Liberalism and the Emergence of American Political Science
This book situates the nineteenth-century emergence of American political science within the transatlantic history of liberalism. It shows how the field adapted European liberal responses to democratization and industrialization to speak to American challenges, and how the pioneers of American political science were agents of the Americanization of liberalism.

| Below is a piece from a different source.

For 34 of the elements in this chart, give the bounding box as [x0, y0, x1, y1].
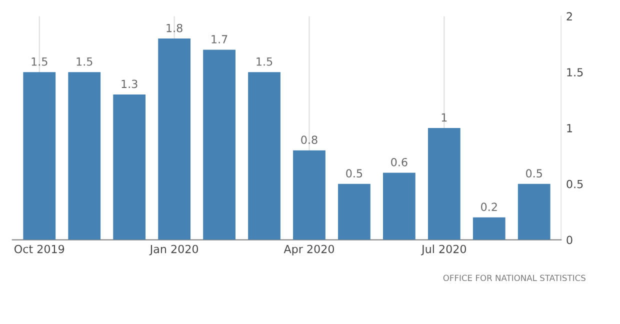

Winner of the 2015 Award for Concept Analysis in Political ScienceAmerican political science has been widely but loosely identified as a liberal science. Robert Adcock clarifies the place of American political science within the liberal tradition by situating its origins in relation to the transatlantic history of liberalism. The pioneers of American political science participated in transatlantic networks of intellectual and
political elites that connected them directly to the evolution of liberalism in Europe. This book shows how these figures adapted multiple European liberal arguments to speak to particular challenges of mass democratic
politics and large-scale industry as they developed in America. Political science's pioneers in the American academy were thus active agents of the Americanization of liberalism. In charting the emergence of American political science, Adcock shows how a distinct current of mid-nineteenth-century European liberalism was transformed into two alternative twentieth-century American liberalisms. When political science first secured a niche in America's antebellum academy, it
advanced a democratized classical liberal vision that overlapped with the contemporary European liberalism of Tocqueville and John Stuart Mill. As political science expanded during the dramatic growth
of universities in the Gilded Age, controversy and cleavage within liberalism came to the fore in the area of political economy. During the late-nineteenth century, this cleavage was fleshed out into the alternative analyses of democracy and the administrative state advanced by two divergent liberal political visions: progressive liberalism and disenchanted classical liberalism. Both visions found expression among the early leaders of the new American Political Science Association, founded in
1903; and in turn, within the fierce contest over the meaning of "liberalism" as this term entered American political discourse from the mid-1910s on. The history of American political science allows us
to see how a distinct current of mid-nineteenth-century European liberalism was transformed into alternative twentieth-century American liberalisms.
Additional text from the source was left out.